Her most rewarding days are when she is able to help multiple USO centers in multiple locations around the world.  “When I help solve a problem for a center in Germany, in Japan, in Afghanistan, and in the U.S. all in one day, I feel empowered, excited, and exhausted,” Kemp said.

While assisting multiple USO centers is one of the most rewarding aspects of Kemp’s job, it can also present some of her greatest challenges.  “With more than 160 locations in 18 time zones, and a volunteer operations department consisting of only my boss and me, it is easy to ‘fall down a rabbit hole,’” Kemp said.

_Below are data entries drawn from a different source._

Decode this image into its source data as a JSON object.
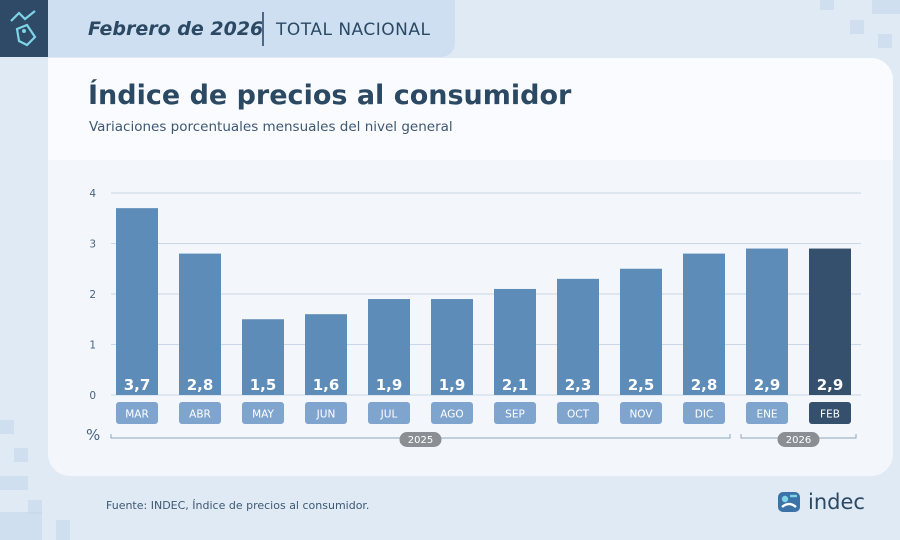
{
  "header": {
    "period": "Febrero de 2026",
    "scope": "TOTAL NACIONAL"
  },
  "title": "Índice de precios al consumidor",
  "subtitle": "Variaciones porcentuales mensuales del nivel general",
  "source": "Fuente: INDEC, Índice de precios al consumidor.",
  "brand": "indec",
  "colors": {
    "bar": "#5d8cb8",
    "bar_highlight": "#35506c",
    "label": "#7fa5cf",
    "label_highlight": "#35506c"
  },
  "chart_data": {
    "type": "bar",
    "categories": [
      "MAR",
      "ABR",
      "MAY",
      "JUN",
      "JUL",
      "AGO",
      "SEP",
      "OCT",
      "NOV",
      "DIC",
      "ENE",
      "FEB"
    ],
    "values": [
      3.7,
      2.8,
      1.5,
      1.6,
      1.9,
      1.9,
      2.1,
      2.3,
      2.5,
      2.8,
      2.9,
      2.9
    ],
    "value_labels": [
      "3,7",
      "2,8",
      "1,5",
      "1,6",
      "1,9",
      "1,9",
      "2,1",
      "2,3",
      "2,5",
      "2,8",
      "2,9",
      "2,9"
    ],
    "highlight_index": 11,
    "yticks": [
      "0",
      "1",
      "2",
      "3",
      "4"
    ],
    "ylim": [
      0,
      4
    ],
    "ylabel": "%",
    "grid": true,
    "year_groups": [
      {
        "label": "2025",
        "from": 0,
        "to": 9
      },
      {
        "label": "2026",
        "from": 10,
        "to": 11
      }
    ]
  }
}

In her position, she sometimes finds it difficult to complete large projects.  She often puts her work on hold multiple times a day in order to assist with questions or issues from USO centers throughout the world.  Indeed, Kemp’s greatest challenge is managing her time in the most efficient and effective way she can.

Sarah Kemp’s career is inspirational to me.  She is continuously bettering herself, and to that end, she is not afraid to make a change or to take a calculated risk.  I highly respect her both personally and professionally, and I feel motivated and excited to apply some of the lessons she learned and the advice she gave to my own career and life.